Had they found him just as interesting? Was that why they chose him? Uncomfortable, he looked at the ceiling, a scowl on his face.

“Could we move him?” Ororo was asking. “To the boathouse?”

He glanced at her, raising a brow. “Huh?”

“I believe he will need time before we expose him to the questions of the children,” Ororo ignored him, speaking directly to Jean.

When he turned to the others, he caught the look shared between them. He felt Storm stiffen and took her hand, shielding the intimate touch from the others with his body.

“We have more tests to run,” Hank began slowly, as though talking to a child.

“Medically or scientifically?”

Ororo’s harsh tone did not go unnoticed, and he noted with a bit of pride that both Hank and Jean looked slightly ashamed.

“That is what I thought,” she snapped. “Help me move him to my boathouse or I will do it myself.”

“Ororo…”

“Jean,” Storm shook her head. “He’s not a science project.”

Before anyone could move, Logan sat up, hissing through the pain. He reached over, releasing Ororo’s hand, and yanked the IV from his arm. She helped him peel the sticky monitors from his chest, back and forehead.

He wanted out before they could poke and prod him any more. Hank had just said he would recover. Ororo guessed right, as she tended to. He needed some time alone. And by alone, he meant ushered into the peace provided by Storm’s boathouse retreat.

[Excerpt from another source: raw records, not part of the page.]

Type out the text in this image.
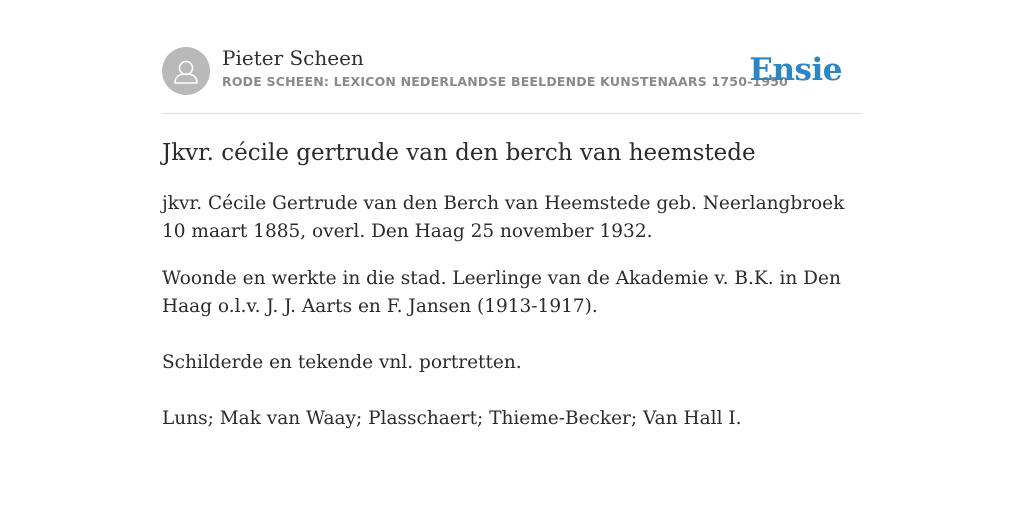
Pieter Scheen
RODE SCHEEN: LEXICON NEDERLANDSE BEELDENDE KUNSTENAARS 1750-1950
Ensie
Jkvr. cécile gertrude van den berch van heemstede

jkvr. Cécile Gertrude van den Berch van Heemstede geb. Neerlangbroek 10 maart 1885, overl. Den Haag 25 november 1932.

Woonde en werkte in die stad. Leerlinge van de Akademie v. B.K. in Den Haag o.l.v. J. J. Aarts en F. Jansen (1913-1917).

Schilderde en tekende vnl. portretten.

Luns; Mak van Waay; Plasschaert; Thieme-Becker; Van Hall I.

After they successfully removed anything binding him to the machines, Ororo caught his arm over her shoulders and helped him down. Though his body screamed in protest, he stumbled to the wheelchair she led him to.

Once he was seated, the monitors beeping at the loss of Logan’s vitals, Jean and Hank began to sputter, trying to talk the annoyed mutants out of rash behavior. Logan was never prouder of his friend than when she got behind the chair and wheeled him out. Neither of them spared the doctors a glance.

Closing his eyes, safe in Ororo’s care, Logan let himself smile. She’d keep them all away; let him heal. Yeah, she was definitely a friend worth keeping.